Question: Two trains, each of length \[100{\text{ }}m\], moving in opposite directions along parallel lines, m...

Question

Two trains, each of length $100{\text{ }}m$ , moving in opposite directions along parallel lines, meet each other with speeds of $50\;km{h^{ - 1\;}}$ and $40\;km{h^{ - 1}}$ . If their accelerations are $30\;cm{s^{ - 2}}\;$ and $20\;cm{s^{ - 2}}$ , respectively, find the time they will take to pass each other.

Answer 1

Solution

To solve this question, we need to find the relative velocity, relative acceleration, and relative displacement of one train with respect to the other, and then we need to substitute these values in the second equation of motion with constant acceleration.
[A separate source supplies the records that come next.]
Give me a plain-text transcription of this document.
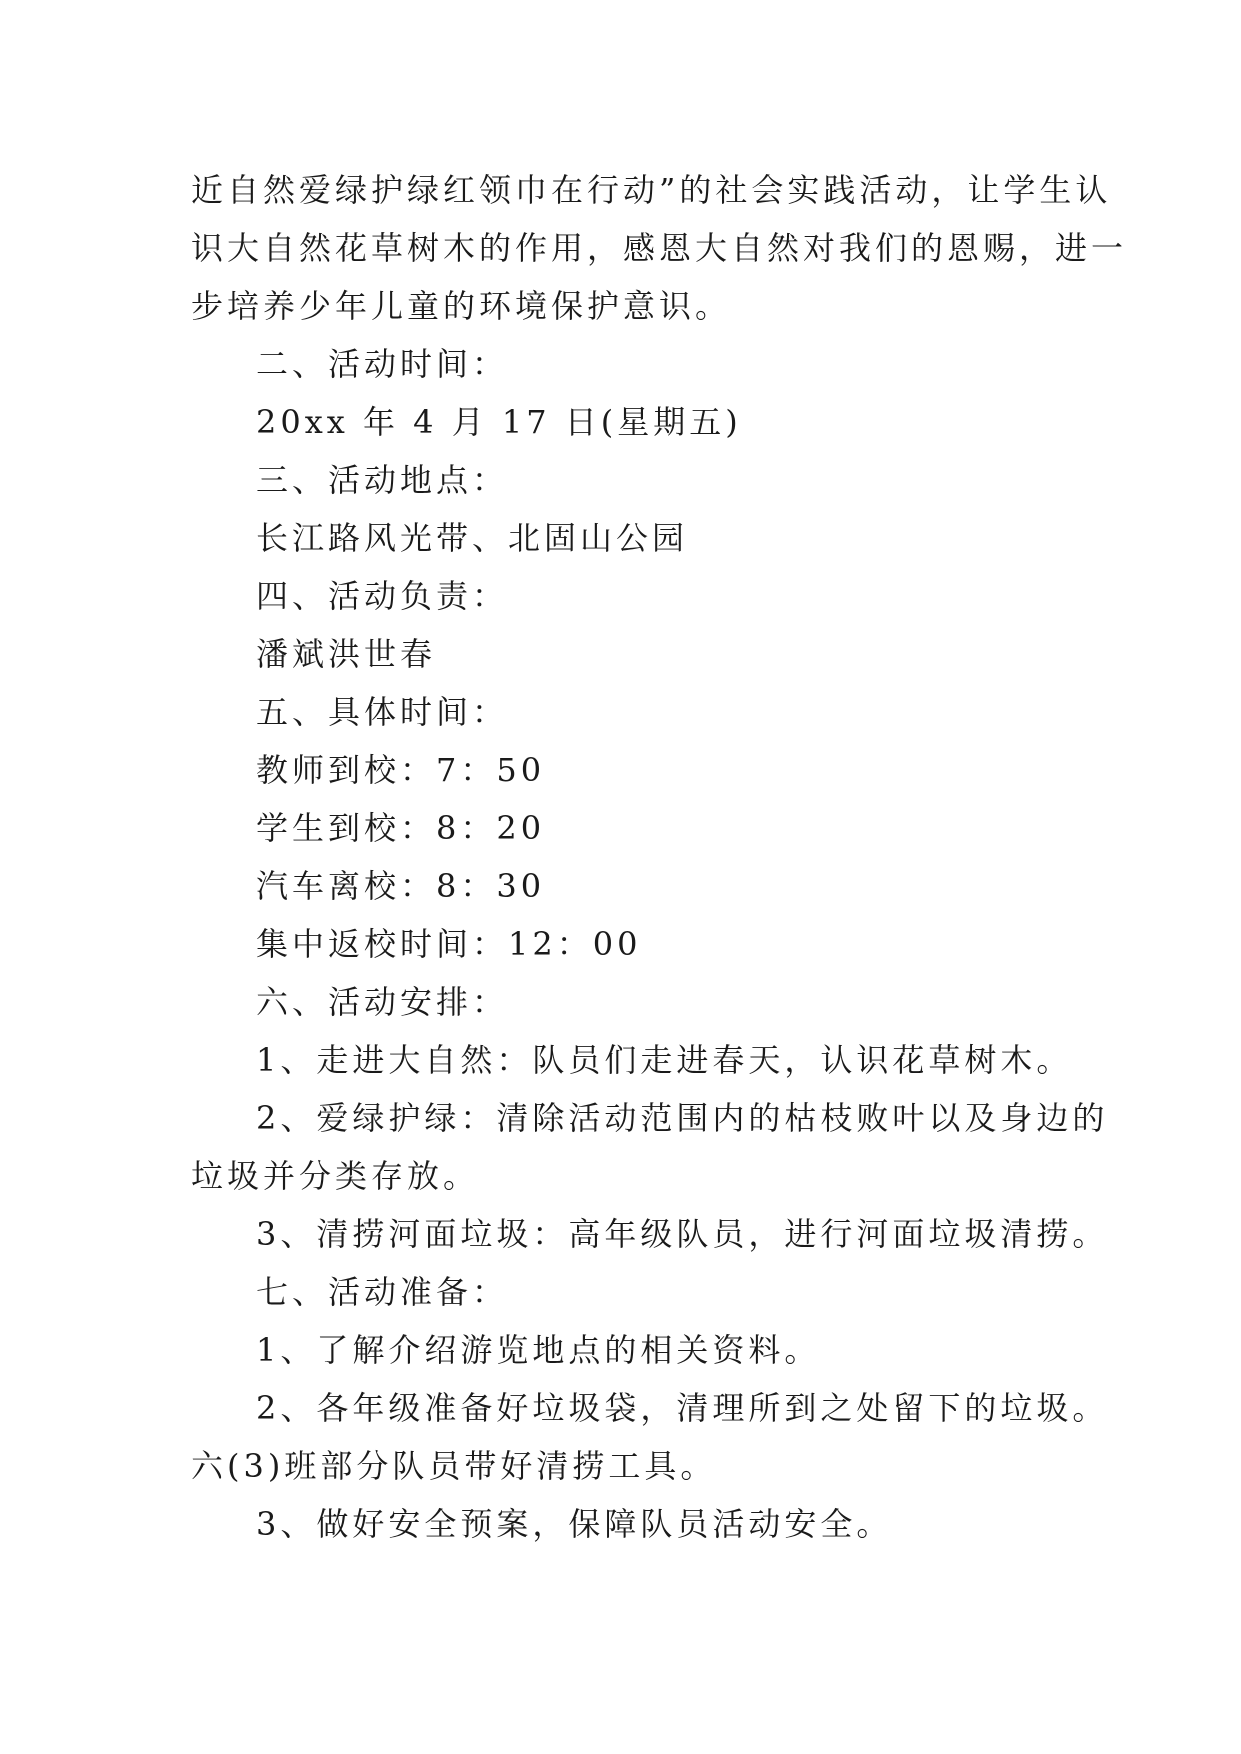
近自然爱绿护绿红领巾在行动”的社会实践活动，让学生认
识大自然花草树木的作用，感恩大自然对我们的恩赐，进一
步培养少年儿童的环境保护意识。
二、活动时间：
20xx 年 4 月 17 日(星期五)
三、活动地点：
长江路风光带、北固山公园
四、活动负责：
潘斌洪世春
五、具体时间：
教师到校：7：50
学生到校：8：20
汽车离校：8：30
集中返校时间：12：00
六、活动安排：
1、走进大自然：队员们走进春天，认识花草树木。
2、爱绿护绿：清除活动范围内的枯枝败叶以及身边的
垃圾并分类存放。
3、清捞河面垃圾：高年级队员，进行河面垃圾清捞。
七、活动准备：
1、了解介绍游览地点的相关资料。
2、各年级准备好垃圾袋，清理所到之处留下的垃圾。
六(3)班部分队员带好清捞工具。
3、做好安全预案，保障队员活动安全。
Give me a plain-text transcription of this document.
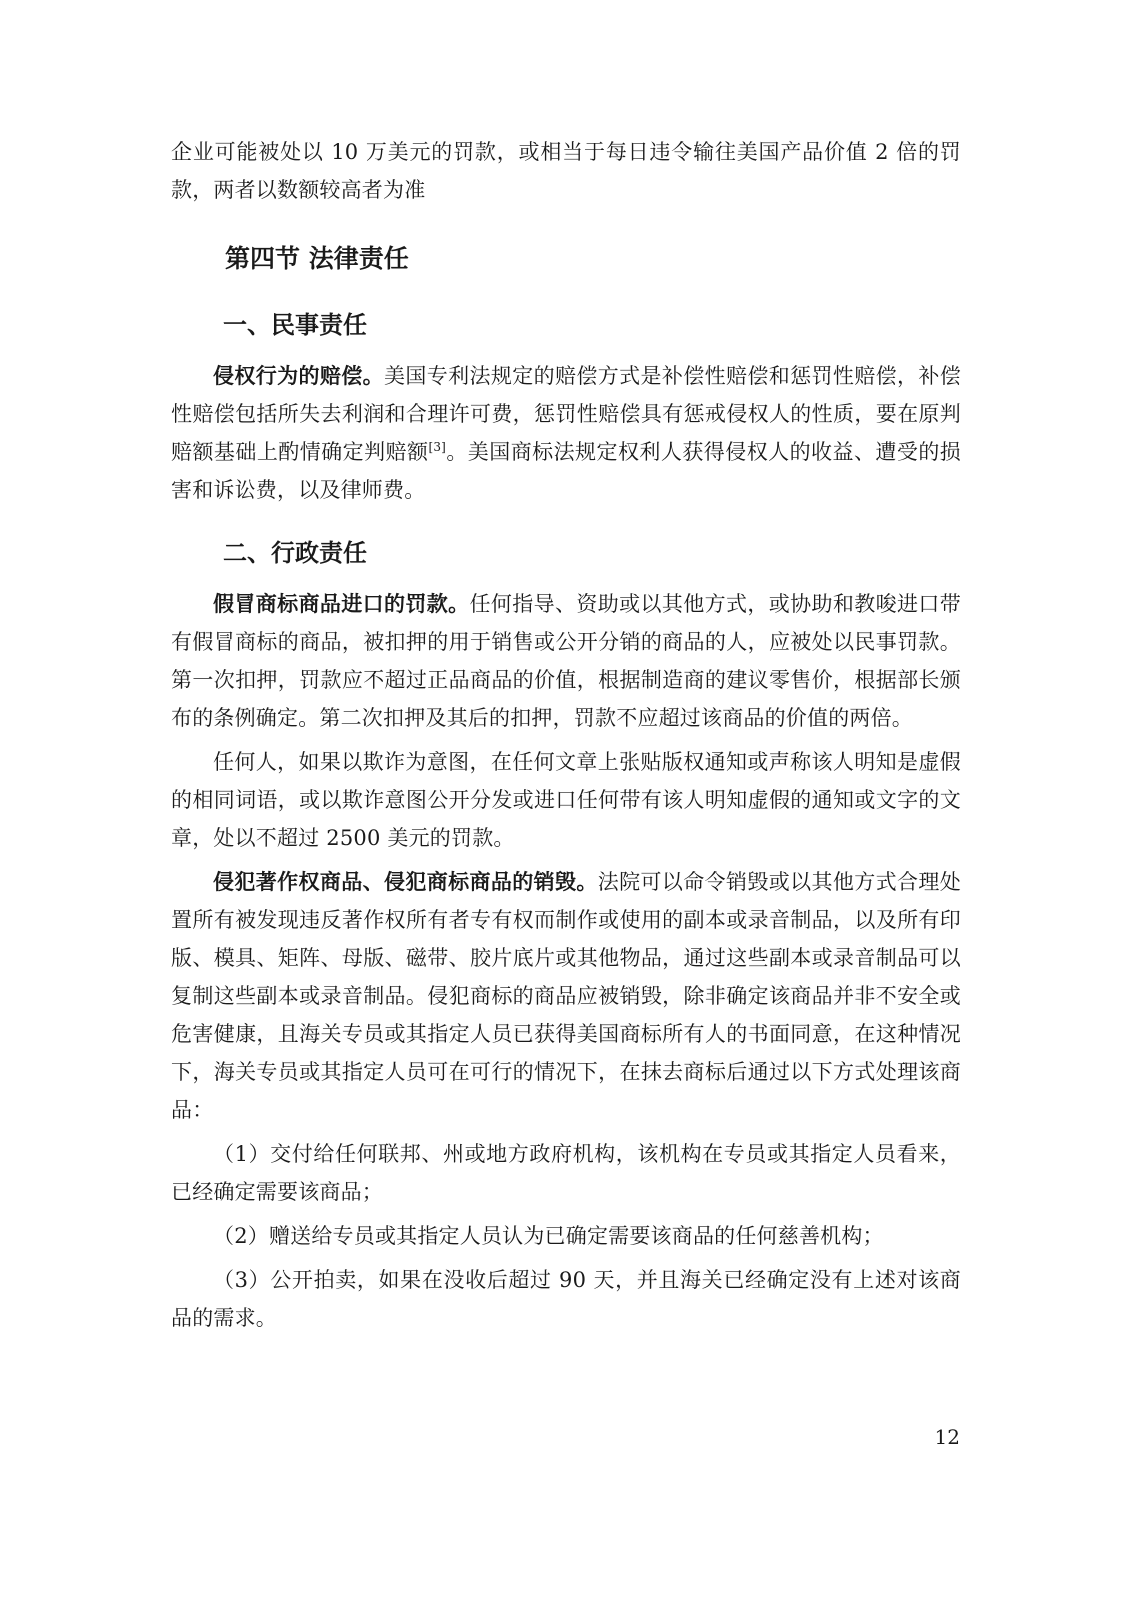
企业可能被处以 10 万美元的罚款，或相当于每日违令输往美国产品价值 2 倍的罚款，两者以数额较高者为准

第四节 法律责任
一、民事责任

侵权行为的赔偿。美国专利法规定的赔偿方式是补偿性赔偿和惩罚性赔偿，补偿性赔偿包括所失去利润和合理许可费，惩罚性赔偿具有惩戒侵权人的性质，要在原判赔额基础上酌情确定判赔额[3]。美国商标法规定权利人获得侵权人的收益、遭受的损害和诉讼费，以及律师费。

二、行政责任

假冒商标商品进口的罚款。任何指导、资助或以其他方式，或协助和教唆进口带有假冒商标的商品，被扣押的用于销售或公开分销的商品的人，应被处以民事罚款。第一次扣押，罚款应不超过正品商品的价值，根据制造商的建议零售价，根据部长颁布的条例确定。第二次扣押及其后的扣押，罚款不应超过该商品的价值的两倍。

任何人，如果以欺诈为意图，在任何文章上张贴版权通知或声称该人明知是虚假的相同词语，或以欺诈意图公开分发或进口任何带有该人明知虚假的通知或文字的文章，处以不超过 2500 美元的罚款。

侵犯著作权商品、侵犯商标商品的销毁。法院可以命令销毁或以其他方式合理处置所有被发现违反著作权所有者专有权而制作或使用的副本或录音制品，以及所有印版、模具、矩阵、母版、磁带、胶片底片或其他物品，通过这些副本或录音制品可以复制这些副本或录音制品。侵犯商标的商品应被销毁，除非确定该商品并非不安全或危害健康，且海关专员或其指定人员已获得美国商标所有人的书面同意，在这种情况下，海关专员或其指定人员可在可行的情况下，在抹去商标后通过以下方式处理该商品：

（1）交付给任何联邦、州或地方政府机构，该机构在专员或其指定人员看来，已经确定需要该商品；

（2）赠送给专员或其指定人员认为已确定需要该商品的任何慈善机构；

（3）公开拍卖，如果在没收后超过 90 天，并且海关已经确定没有上述对该商品的需求。

12
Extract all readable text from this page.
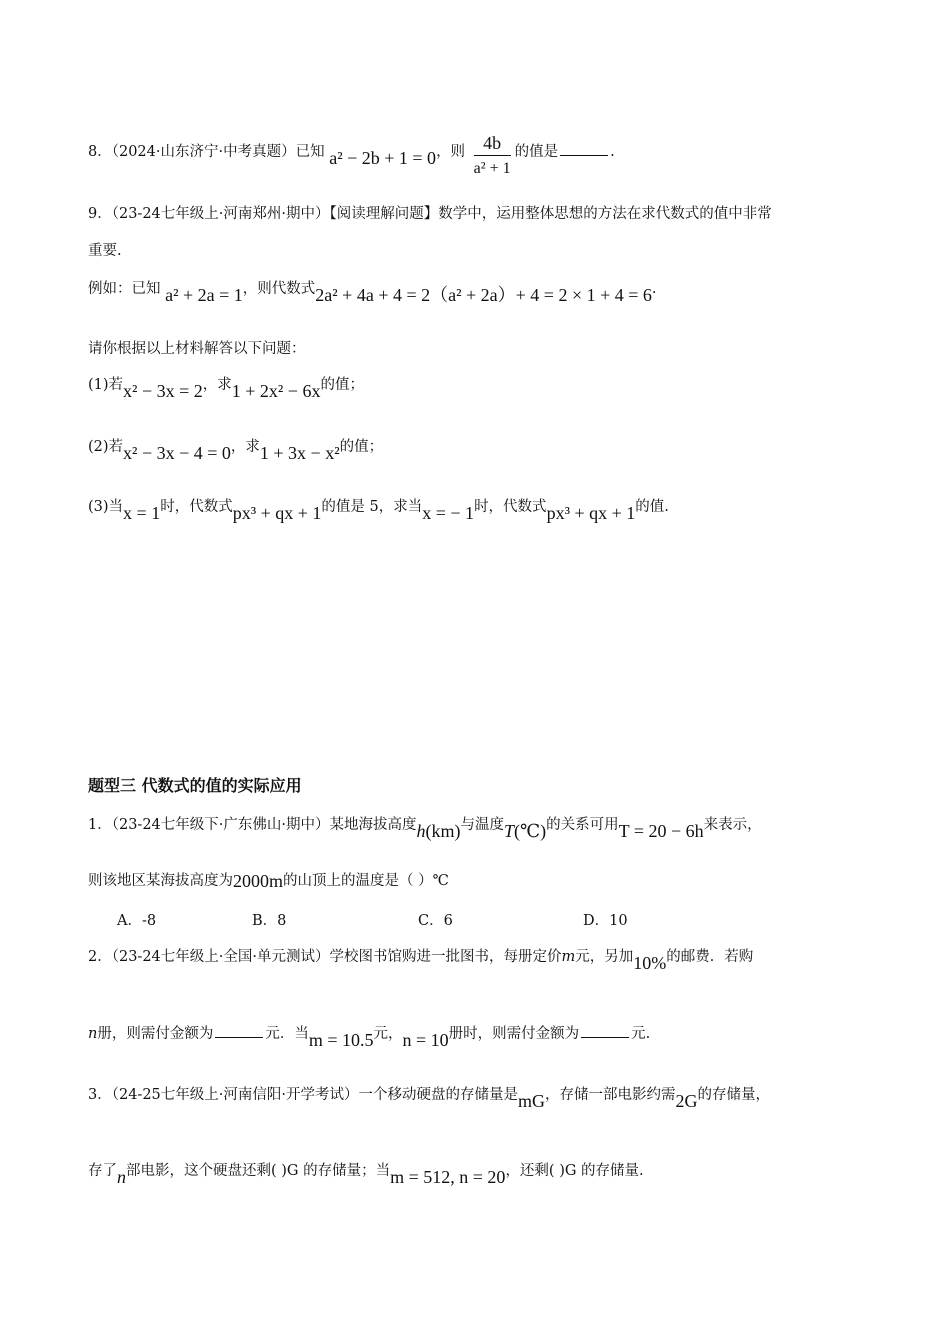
8．（2024·山东济宁·中考真题）已知 a² − 2b + 1 = 0，则 $\frac{4b}{\text{a² + 1}}$ 的值是	.
9．（23-24七年级上·河南郑州·期中）【阅读理解问题】数学中，运用整体思想的方法在求代数式的值中非常
重要.
例如：已知 a² + 2a = 1，则代数式2a² + 4a + 4 = 2（a² + 2a）+ 4 = 2 × 1 + 4 = 6.
请你根据以上材料解答以下问题：
(1)若x² − 3x = 2，求1 + 2x² − 6x的值；
(2)若x² − 3x − 4 = 0，求1 + 3x − x²的值；
(3)当x = 1时，代数式px³ + qx + 1的值是 5，求当x = − 1时，代数式px³ + qx + 1的值.
题型三 代数式的值的实际应用
1．（23-24七年级下·广东佛山·期中）某地海拔高度h(km)与温度T(℃)的关系可用T = 20 − 6h来表示，
则该地区某海拔高度为2000m的山顶上的温度是（ ）℃
A．-8	B．8	C．6	D．10
2．（23-24七年级上·全国·单元测试）学校图书馆购进一批图书，每册定价m元，另加10%的邮费．若购
n册，则需付金额为	元．当m = 10.5元，n = 10册时，则需付金额为	元.
3．（24-25七年级上·河南信阳·开学考试）一个移动硬盘的存储量是mG，存储一部电影约需2G的存储量，
存了n部电影，这个硬盘还剩( )G 的存储量；当m = 512, n = 20，还剩( )G 的存储量.
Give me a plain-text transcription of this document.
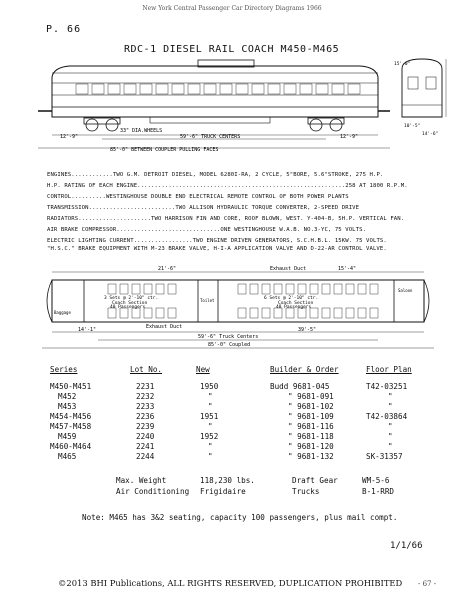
New York Central Passenger Car Directory Diagrams 1966
P. 66
RDC-1 DIESEL RAIL COACH M450-M465
33" DIA.WHEELS
59'-6" TRUCK CENTERS
85'-0" BETWEEN COUPLER PULLING FACES
12'-9"	12'-9"
10'-5"
14'-6"
15'-0"
ENGINES............TWO G.M. DETROIT DIESEL, MODEL 6280I-RA, 2 CYCLE, 5"BORE, 5.6"STROKE, 275 H.P.
H.P. RATING OF EACH ENGINE............................................................258 AT 1800 R.P.M.
CONTROL..........WESTINGHOUSE DOUBLE END ELECTRICAL REMOTE CONTROL OF BOTH POWER PLANTS
TRANSMISSION.........................TWO ALLISON HYDRAULIC TORQUE CONVERTER, 2-SPEED DRIVE
RADIATORS.....................TWO HARRISON FIN AND CORE, ROOF BLOWN, WEST. Y-404-B, 5H.P. VERTICAL FAN.
AIR BRAKE COMPRESSOR..............................ONE WESTINGHOUSE W.A.B. NO.3-YC, 75 VOLTS.
ELECTRIC LIGHTING CURRENT.................TWO ENGINE DRIVEN GENERATORS, S.C.H.B.L. 15KW. 75 VOLTS.
"H.S.C." BRAKE EQUIPMENT WITH M-23 BRAKE VALVE, H-I-A APPLICATION VALVE AND D-22-AR CONTROL VALVE.
21'-6"	Exhaust Duct	15'-4"
3 Sets @ 2'-10" ctr.	6 Sets @ 2'-10" ctr.
Coach Section
40 Passengers
Coach Section
48 Passengers
Baggage
Saloon
Toilet
Exhaust Duct
14'-1"	39'-5"
59'-6" Truck Centers
85'-0" Coupled
Series	Lot No.	New	Builder & Order	Floor Plan
M450-M451	2231	1950	Budd 9681-045	T42-03251
M452	2232	"	" 9681-091	"
M453	2233	"	" 9681-102	"
M454-M456	2236	1951	" 9681-109	T42-03864
M457-M458	2239	"	" 9681-116	"
M459	2240	1952	" 9681-118	"
M460-M464	2241	"	" 9681-120	"
M465	2244	"	" 9681-132	SK-31357
Max. Weight	118,230 lbs.	Draft Gear	WM-5-6
Air Conditioning Frigidaire	Trucks	B-1-RRD
Note: M465 has 3&2 seating, capacity 100 passengers, plus mail compt.
1/1/66
©2013 BHI Publications, ALL RIGHTS RESERVED, DUPLICATION PROHIBITED - 67 -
From that, we can find the time they will take to pass each other.

Complete step by step solution:
Let the two trains be named as train A and train B.
Given the length of each train is $100{\text{ }}m$ . Therefore the relative displacement of the train is given as
$s = 100 + 100 = 200m$
The second thing which is needed to be found is the initial velocity $u$ of one train relative to the other train.
$u = {u_1} + {u_2}$ . ${u_1}$ is the initial velocity if train A and ${u_2}$
${u_1} = 50\;km{h^{ - 1\;}}$ and ${u_2} = 40\;km{h^{ - 1}}$
Substituting, we get
$u = 50km{h^{ - 1\;}} + 40km{h^{ - 1\;}}$
$u = 90km{h^{ - 1\;}}$
If we convert $km{h^{ - 1\;}}$ to $m{s^{ - 1}}$
$90 \times \dfrac{{1000}}{{3600}}m/s$
$u = 25m/s$
The next thing is to find the relative acceleration
Relative acceleration, $a = {a_1} + {a_2}$ . Here ${a_1}$ is the acceleration of train A and ${a_2}$ is the acceleration of train B.
Given that ${a_1} = 30\;cm{s^{ - 2}}\;$ and ${a_2} = 20\;cm{s^{ - 2}}\;$
Therefore the relative acceleration is,
$a = 30\;cm{s^{ - 2}} + 20\;cm{s^{ - 2}} = 50cm{s^{ - 2}}$
Now converting centimeter to the meter we get,
$a = 0.5m/{s^2}$
Now we need to put all these values in the equation of motion with constant acceleration we get,
$s = ut + \dfrac{1}{2}a{t^2}$
$200 = 25t + \dfrac{1}{2}0.5{t^2}$
Rearranging the above equation to find the time t, we get,
$t = \dfrac{{ - 50 \pm \sqrt {2500 + 4 \times 400 \times 0.5} }}{{2 \times 0.5}}$
$t = - 50 \pm \sqrt {3300}$
Time cannot be negative; we shall consider only the positive value.
$t = - 50 + 57.44$
$t = 7.44\sec$
Therefore the time they will take to pass each other $t = 7.44\sec$

Note:
The second equation of motion can be rewritten, for the case of free fall as $h{\text{ }} = {\text{ }}ut{\text{ }} + {\text{ }}\dfrac{1}{2}{\text{ }}g{t^2}$ where $h$ is the height from which the object falls on the ground from rest or the maximum height to which that object reaches when thrown upwards and $g$ is the acceleration due to gravity.